黄昏みゅうぢっく〜歌のない歌謡曲に愛をこめて〜

昭和40年代の日本大衆文化の重要構成要素、「歌のない歌謡曲」のレコードについて考察します。

歌謡フリー火曜日その25: アーティストもの

CBSソニー SOLJ-102

カーペンターズ・イン・ニュー・サウンド 

発売: 1974年

f:id:knowledgetheporcupine:20210927093410j:plain

ジャケット



A1 愛のプレリュード 🅱

A2 ア・ソング・フォー・ユー🅱

A3 愛は夢の中に 🅱

A4 トップ・オブ・ザ・ワールド 🅳

A5 雨の日と月曜日は☆

A6 エスタデイ・ワンス・モア 🅳

B1 動物と子供たちの詩☆ 🅱

B2 ジャンバラヤ🅳

B3 ハーティング・イーチ・アザー 🅲

B4 シング 🅱

B5 遥かなる影 🅲

B6 スーパースター 🅲

 

演奏: ニュー・ソニック・アンサンブル

編曲: 高見弘、田代ユリ(☆)

定価: 2,000円

 

5月18日予告していた「もう一つのカーペンターズ・カヴァー・アルバム」がこちら。いきなり余談ですが、キングから出た「カー・ペインターズ」名義のアルバムのうち数曲は、『Love Sounds Style』に何曲か収められCD化されていたんですね。同コンピが出た頃は、この手の音楽に触手が伸びるなんて夢にも思わず。あくまでも歌無歌謡にハマった延長線上で接してるわけですから、無理もないですけど、確かに当時の制作現場に想いを馳せるのは有意義なことだし、常にその姿勢は持ちたいですね。

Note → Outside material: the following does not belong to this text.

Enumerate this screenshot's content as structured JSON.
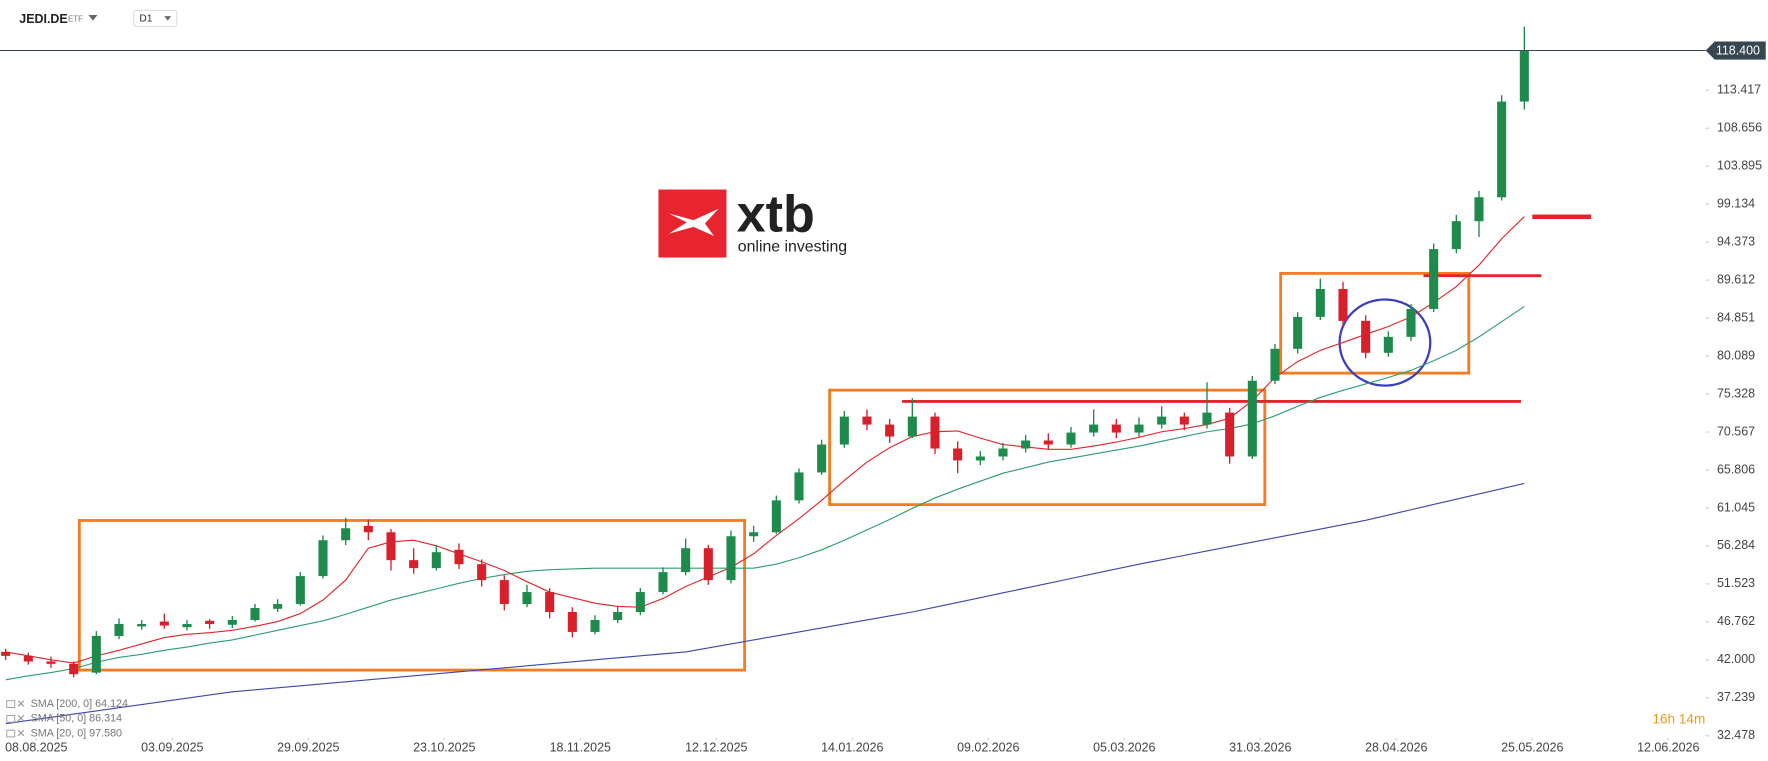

このアルバム、制作状況についてはライナーに詳細に記されていますが、素材としてラブ・サウンズの象徴を取り上げながら、ポール・モーリア等と一線を画した斬新なインスト世界へのアプローチを率先して試みたもので、エレクトーンを主役に据えつつ、めきめきと存在感を伸ばしてきたシンセサイザーを、スパイスとして大胆に配しまくるというコンセプト。それでいて、ムード音楽の基本たるオーケストレーションも蔑ろにしていない。スタジオにモーグ入れましたよ、派手にやっちゃおうみたいな73年の精神から確実に一歩踏み出ている。ちなみに使用されたシンセは、ミニ・コルグ700S、ローランドのSH-1000とSH-3。「箪笥」からは想像もつかない、当時最先鋭のコンパクトなモデルで、田代ユリさんが面白そうに弾いている制作現場写真も載せられている。エレクトーンはEX-42。革新的モデルGX-1の登場前夜だけあり、シンセとバランスをとるように音色は慎重に選ばれているようだ。

まぁとにかく素材が極上だから、どうアレンジされているか考察する心構えも歌無歌謡の時と変えねばいけないのだけど、洗練されたインスト音楽としては安心して聴ける。ただ、「愛のプレリュード」の「together…」の部分で思い切りずっこけるんだよね。気合入った斬新な演奏なのに。「ロジャニコの名曲に何てことを」なんて言いたくないけど、これが当時の解釈力の限界なのかも。と同時に、肉体性を高めるために配されたはずのホーン・アレンジがうまく噛み合っていない部分が目立ち、CBSソニーのレコードというよりエルムのレコードかと錯覚させたりする。これはミキシングの問題もあるかもしれないけど。一つ一つの音が際立つようにミックスしてあると、それ故に変な部分が前に出てきたりするのだ。「ソング・フォー・ユー」のフルートなんかはいい感じだけど。どっちかというと、田代ユリアレンジの曲の方がバランスがうまく取れていて、聴きごたえがある。

問題のシンセなのだが、奇をてらった音色使いを主体にしながらあくまでも、全体に於けるスパイス的存在に徹していて、『スイッチト・オン・ヒット&ロック』のようなクレイジーさとは程遠い。ただ、その辺を考えすぎたのか、「イエスタデイ・ワンス・モア」の「still shines…」のとこでいきなり唸りをあげたり(その前のホーンのアンサンブルの響きがエルムテイスト濃厚なので余計に滑稽)、R2-D2のさえずり(?)で始まる「動物と子供たちの詩」のロマンティックな響きの中に突如割って入ったりとか、むしろ爆笑を誘発する部分もそこここに。プログラマーとして参加した和田則彦氏は、やはりその辺も意識していたのだろうか。何せ「へ」のレコードを作った人ですからね。

当時のクリスタル・サウンズのレコードの、一切肩に力が入っていない音作りと好対照ではあるけれど、これも時代の色なんだなと感じさせる貴重な1枚。